Lors du déclenchement de la guerre par la Russie, les datacenters où étaient alors hébergés l'essentiel des systèmes de Raiffeisen Bank Ukraine étaient sous la menace d'une invasion ou d'un bombardement russe. « Cela a été la décision la plus facile de ma vie. Lorsque je me suis réveillé à 5 heures du matin le 24 février 2022 (le jour où la Russie a envahi l'Ukraine, NDLR), j'ai décidé que nous allions commencer à migrer vers le cloud immédiatement. J'ai appelé mon patron et j'ai dit : "allons-y." ». Le CTO peut alors s'appuyer sur les scénarios préparés par le responsable de la continuité de la banque, ainsi que sur un plan de transformation mené au préalable (avec la séparation du SI en dix différents domaines), un plan qui s'il ne prévoyait pas une migration immédiate vers le cloud, se projetait à terme vers ce type d'architectures. Tant et si bien que le legacy - 80 % de la migration étant basée sur du lift & shift, le reste du SI bénéficiant de travaux de modernisation - peut aujourd'hui bénéficier de certains services cloud, comme les bases de données managées que proposent les hyperscalers.

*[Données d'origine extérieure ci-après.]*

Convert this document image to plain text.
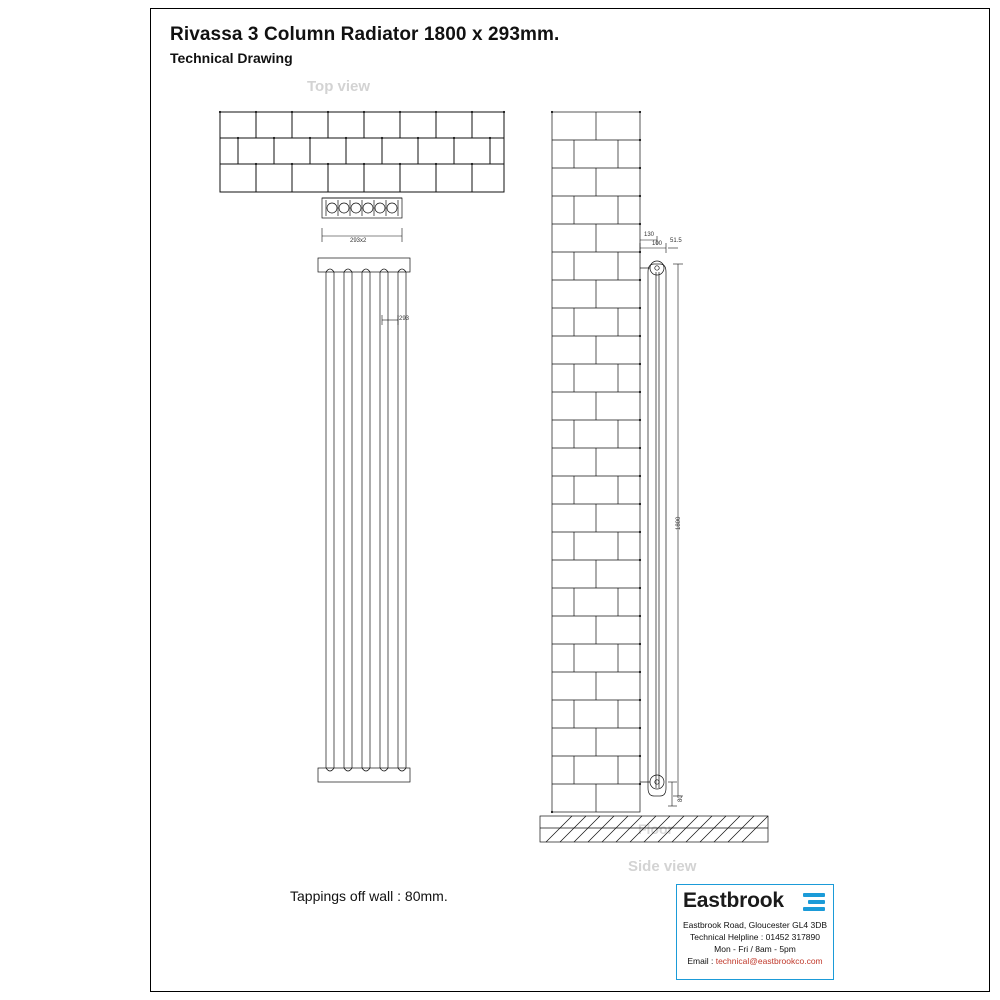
Rivassa 3 Column Radiator 1800 x 293mm.
Technical Drawing
Top view
Side view
Floor
Tappings off wall : 80mm.
293x2
293
1800
130
100 51.5
80
Eastbrook
Eastbrook Road, Gloucester GL4 3DB
Technical Helpline : 01452 317890
Mon - Fri / 8am - 5pm
Email : technical@eastbrookco.com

Opération critique menée par une équipe à distance
Si ces fondations se sont évidemment révélées utiles à la banque ukrainienne, elles ne résolvaient pas tout. Loin s'en faut. « Nous n'avions qu'un plan général qui disait : "Nous allons faire ça, et ça, et ça." Mais nous ne savions pas comment le faire, explique le CTO. Ainsi, toutes les décisions sur la manière de réaliser la migration ont été prises pendant la migration elle-même. Cela a fonctionné parce que nous avions déjà de l'expérience sur différentes plates-formes de cloud ; la plupart des membres de mon équipe avaient travaillé sur ces environnements à différents postes au sein de différentes entreprises ». Une équipe qui a travaillé sur cette opération critique à distance, certains depuis des villes ukrainiennes, d'autres depuis des pays tiers comme l'Autriche ou la Serbie. « Certaines personnes travaillaient déjà à distance, mais environ 50 % de notre personnel travaillait sur site, dans nos bureaux. A cause de la guerre, ces employés ont émigré vers des endroits plus sûrs, à l'intérieur et à l'extérieur de l'Ukraine », reprend Hryhorii Tatsyi.

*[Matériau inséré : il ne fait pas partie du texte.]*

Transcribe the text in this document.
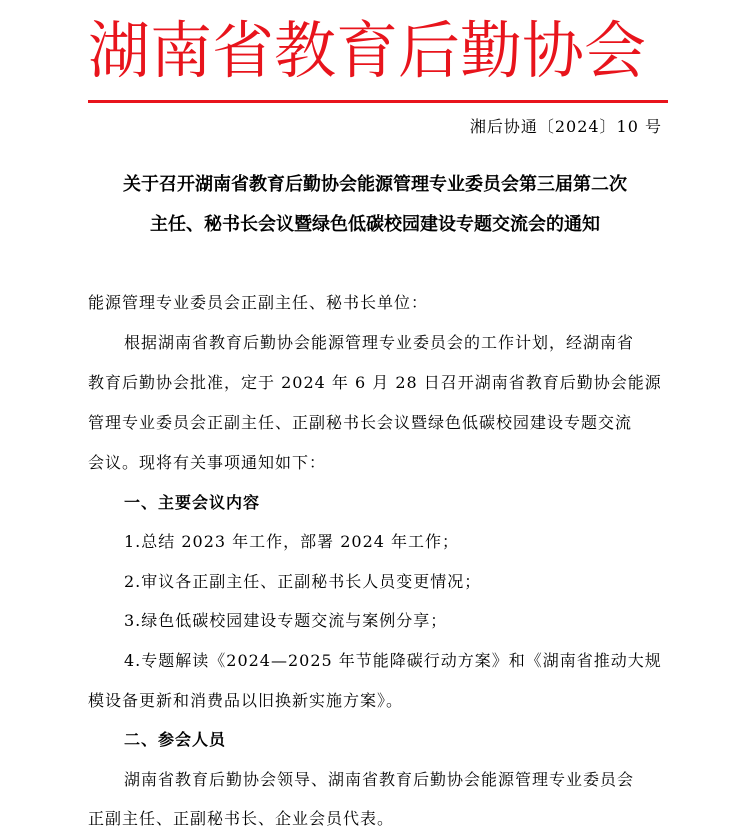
湖南省教育后勤协会
湘后协通〔2024〕10 号
关于召开湖南省教育后勤协会能源管理专业委员会第三届第二次
主任、秘书长会议暨绿色低碳校园建设专题交流会的通知
能源管理专业委员会正副主任、秘书长单位：
根据湖南省教育后勤协会能源管理专业委员会的工作计划，经湖南省
教育后勤协会批准，定于 2024 年 6 月 28 日召开湖南省教育后勤协会能源
管理专业委员会正副主任、正副秘书长会议暨绿色低碳校园建设专题交流
会议。现将有关事项通知如下：
一、主要会议内容
1.总结 2023 年工作，部署 2024 年工作；
2.审议各正副主任、正副秘书长人员变更情况；
3.绿色低碳校园建设专题交流与案例分享；
4.专题解读《2024—2025 年节能降碳行动方案》和《湖南省推动大规
模设备更新和消费品以旧换新实施方案》。
二、参会人员
湖南省教育后勤协会领导、湖南省教育后勤协会能源管理专业委员会
正副主任、正副秘书长、企业会员代表。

Dans son interview publiée sur le site de McKinsey, le CTO revient encore sur la maîtrise de ses dépenses, qu'il est parvenu à installer après sa migration en urgence : « Immédiatement après la migration, notre facture s'élevait à 700 000 dollars par mois, car nous payions pour des capacités dont nous n'avions pas besoin. Mais en l'espace de deux mois, nos factures ont considérablement diminué, pour redescendre sous la barre des 350 000 dollars par mois, grâce à la création d'une communauté FinOps interne. » Une communauté animée par Hryhorii Tatsyi et créée dès la séparation du SI en dix domaines différents, chacun comptant un expert FinOps. « Nous échangeons sur les sujets de maîtrise des coûts toutes les deux semaines, comme si nous étions en concurrence les uns avec les autres », raconte Hryhorii Tatsyi.